Where the light enters Ireland.
From our autumn issue.
By Samuel Bishop
When a tree falls in the rainforest, a gaping hole in the canopy illuminates the forest floor below. Plants scramble and compete to get prime position. They strain from all sides to reach the light; a frantic battle within the once peaceful forest. This opportunity for new life comes about from the demise of one ancient tree.
Granby Park, a temporary park built in central Dublin last year was a crack of new life within the Dublin landscape. When in 2012 we began to consider the project, we found opportunities in he urban jungles within the city. We considered cracks that had developed within Irish society, within religious, financial, educational, social and political institutions that one after the other, the integrity of which had begun to crumble. But it created a chance for fresh ideas to be inserted into the fabric of the conventional. Granby Park was a way to insert creativity and light into the city to demonstrate ‘what could be’.
Granby Park was considered a radical project but dedicated and committed collaboration with the local community and the council ensured that it eventually became a concept that was adopted by the mainstream, even appearing on this year’s Leaving Certificate!

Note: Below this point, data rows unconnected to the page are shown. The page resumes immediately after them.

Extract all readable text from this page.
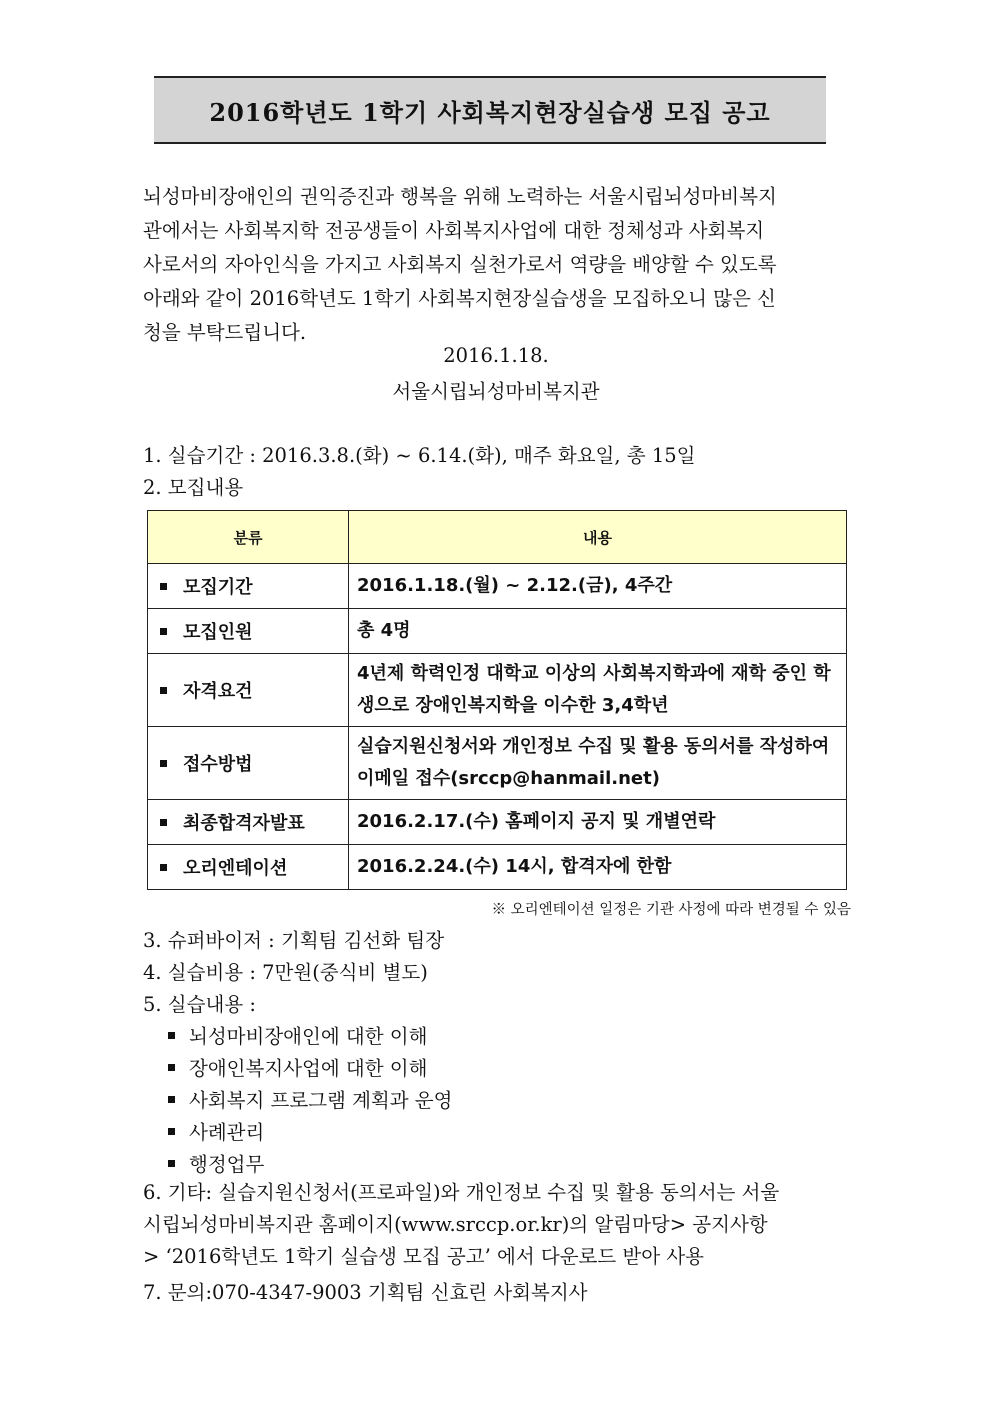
2016학년도 1학기 사회복지현장실습생 모집 공고

뇌성마비장애인의 권익증진과 행복을 위해 노력하는 서울시립뇌성마비복지

관에서는 사회복지학 전공생들이 사회복지사업에 대한 정체성과 사회복지

사로서의 자아인식을 가지고 사회복지 실천가로서 역량을 배양할 수 있도록

아래와 같이 2016학년도 1학기 사회복지현장실습생을 모집하오니 많은 신

청을 부탁드립니다.

2016.1.18.
서울시립뇌성마비복지관
1. 실습기간 : 2016.3.8.(화) ~ 6.14.(화), 매주 화요일, 총 15일
2. 모집내용
분류	내용
모집기간	2016.1.18.(월) ~ 2.12.(금), 4주간
모집인원	총 4명
자격요건	4년제 학력인정 대학교 이상의 사회복지학과에 재학 중인 학생으로 장애인복지학을 이수한 3,4학년
접수방법	실습지원신청서와 개인정보 수집 및 활용 동의서를 작성하여 이메일 접수(srccp@hanmail.net)
최종합격자발표	2016.2.17.(수) 홈페이지 공지 및 개별연락
오리엔테이션	2016.2.24.(수) 14시, 합격자에 한함
※ 오리엔테이션 일정은 기관 사정에 따라 변경될 수 있음
3. 슈퍼바이저 : 기획팀 김선화 팀장
4. 실습비용 : 7만원(중식비 별도)
5. 실습내용 :
뇌성마비장애인에 대한 이해
장애인복지사업에 대한 이해
사회복지 프로그램 계획과 운영
사례관리
행정업무
6. 기타: 실습지원신청서(프로파일)와 개인정보 수집 및 활용 동의서는 서울
시립뇌성마비복지관 홈페이지(www.srccp.or.kr)의 알림마당> 공지사항
> ‘2016학년도 1학기 실습생 모집 공고’ 에서 다운로드 받아 사용
7. 문의:070-4347-9003 기획팀 신효린 사회복지사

At the ‘cracks’, the edge between the radical and the mainstream seem to be the place with the greatest potential for effective change. A focus on meaningful collaboration, strong vision and trust will ensure that ‘edge’ projects continue to become integrated into the mainstream. Below are are some of the best ‘edge’ projects from around Ireland.
School for social entrepreneurs
Beginning earlier this year in the Fumbally Exchange, a co-working space in central Dublin, the school brings together 25 budding social entrepreneurs to show them how to design the solutions to affect change. socialentrepreneurs.ie | fumballyexchange.com
New St Gardens
Opened by President Higgins in June, New St Gardens is a community-built park in Waterford city. Edel Tobin spotted a chance to turn a slice of wasteland into a thriving and vibrant community space, and enlisted a team to make it a reality. facebook.com/newstreetgardens
Ireland’s first landscape charity, Burren Beo, promotes and supports the sustainable management and use of the unique landscape and heritage of the Burren. It’s a brilliant model that involves all local stakeholders. Also in the Burren, The Burren College of Art recently announced a new ‘Dean of Possibilities’! burrenbeo.com
Uplift is a new, campaign-based organisation which aims to promote social justice, defend fairness, protect rights, preserve the planet and deepen democracy. uplift.ie
The founders of Soar aim to empower young people to thrive, believe in themselves and fulfill their true potential through facilitating workshops on self-confidence, self-esteem and resilience. soar.ie
Probably one of the most talked about tech initiatives to develop in Ireland in the past two years, the founders saw an opportunity to inspire and educate through learning to code in a peer-to-peer situation. It’s created an unstoppable movement of talented developers and empowered young people. coderdojo.com
I’ve often heard this quote from Buckminster Fuller: “You never change things by fighting the existing reality. To change something, build a new model that makes the existing model obsolete.” We simply need to insert these new models into the cracks in the old to progress the transition to the world we’d like to see.